Scissura voiced his support for the plan, saying that members of the Building Congress were eager for the city to move the rezoning forward — which would open up more jobs for developers and builders, who are looking to take on new projects in years to come.

“[Our members are] not worried about today, they feel like they have enough work right now to get them through it,” he said. “But they’re a little worried about 21’, 22’, 23’ — are we planning for new things that they can work on? And when you talk about what Gowanus rezoning could be, or what Industry City or other things across the city, the pipeline for work in two or three years really is exciting for our memberships, and really for New Yorkers in general.”

Lago’s comments echoed Lander, who has urged the city to move ahead on the Gowanus rezoning, arguing that more time will allow for a more involved process between city officials, residents, and other local stakeholders in the 16 months left in his Council term.

The rezoning would allow for more total development and taller building projects of up to 30 stories in the low-rise industrial and residential neighborhood, which city planners have estimated would bring around 8,200 new housing units to the area by 2035, including some 3,000 below-market-rate homes.

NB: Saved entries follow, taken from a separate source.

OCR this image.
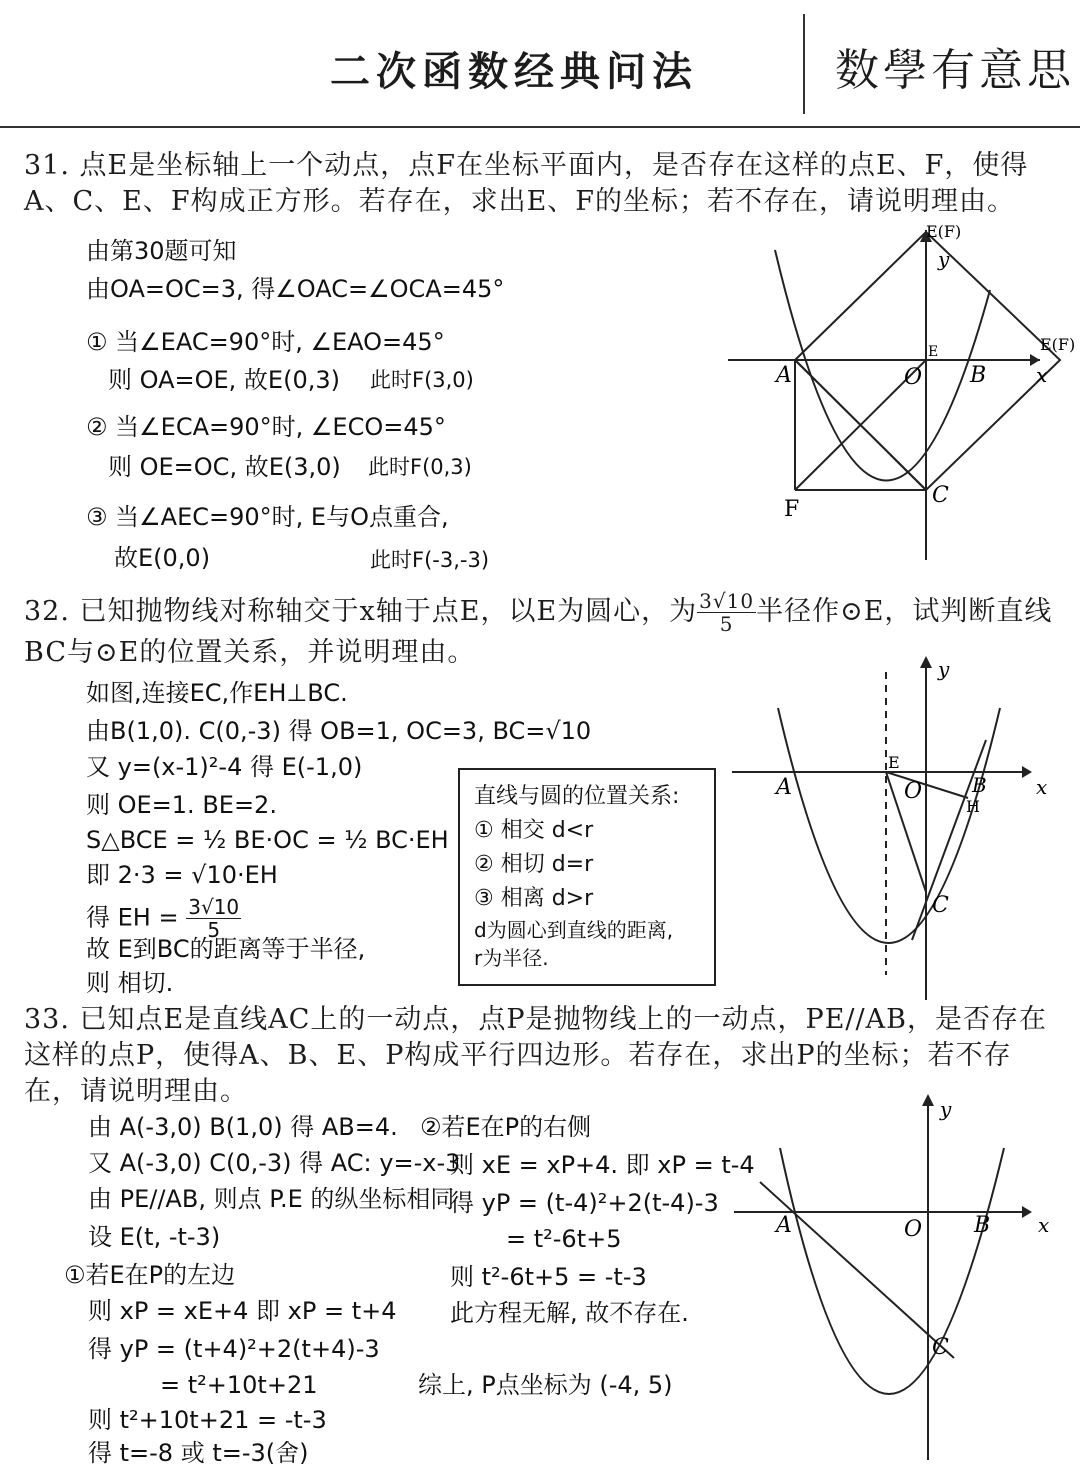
二次函数经典问法	数學有意思
31. 点E是坐标轴上一个动点，点F在坐标平面内，是否存在这样的点E、F，使得A、C、E、F构成正方形。若存在，求出E、F的坐标；若不存在，请说明理由。
由第30题可知
由OA=OC=3, 得∠OAC=∠OCA=45°
① 当∠EAC=90°时, ∠EAO=45°
则 OA=OE, 故E(0,3) 此时F(3,0)
② 当∠ECA=90°时, ∠ECO=45°
则 OE=OC, 故E(3,0) 此时F(0,3)
③ 当∠AEC=90°时, E与O点重合,
故E(0,0)	此时F(-3,-3)
y
x
A	O B
C
E(F)
E(F)
E
F
32. 已知抛物线对称轴交于x轴于点E，以E为圆心，为 $\frac{3√10}{5}$ 半径作⊙E，试判断直线BC与⊙E的位置关系，并说明理由。
如图,连接EC,作EH⊥BC.
由B(1,0). C(0,-3) 得 OB=1, OC=3, BC=√10
又 y=(x-1)²-4 得 E(-1,0)
则 OE=1. BE=2.
S△BCE = ½ BE·OC = ½ BC·EH
即 2·3 = √10·EH
得 EH = $\frac{3√10}{5}$
故 E到BC的距离等于半径,
则 相切.
直线与圆的位置关系:
① 相交 d<r
② 相切 d=r
③ 相离 d>r
d为圆心到直线的距离,
r为半径.
y
x
A	O B
C
E
H
33. 已知点E是直线AC上的一动点，点P是抛物线上的一动点，PE//AB，是否存在这样的点P，使得A、B、E、P构成平行四边形。若存在，求出P的坐标；若不存在，请说明理由。
由 A(-3,0) B(1,0) 得 AB=4.
又 A(-3,0) C(0,-3) 得 AC: y=-x-3
由 PE//AB, 则点 P.E 的纵坐标相同
设 E(t, -t-3)
①若E在P的左边
则 xP = xE+4 即 xP = t+4
得 yP = (t+4)²+2(t+4)-3
= t²+10t+21
则 t²+10t+21 = -t-3
得 t=-8 或 t=-3(舍)
②若E在P的右侧
则 xE = xP+4. 即 xP = t-4
得 yP = (t-4)²+2(t-4)-3
= t²-6t+5
则 t²-6t+5 = -t-3
此方程无解, 故不存在.
综上, P点坐标为 (-4, 5)
y
x
A	O B
C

However, some longtime local opponents to the proposal urged officials to pause the Gowanus rezoning until in-person meetings can safely return, so that they and other residents can voice their concerns at the often raucous public input sessions of high-profile ULURPs — a demand endorsed by local Assemblywoman Jo Anne Simon.

This spurred pro-development group Open New York to launch a counter-petition urging the city to move ahead, arguing that Gowanus — which is sandwiched between pricey Carroll Gardens and Park Slope — is in dire need of the proposed below-market-rate housing units.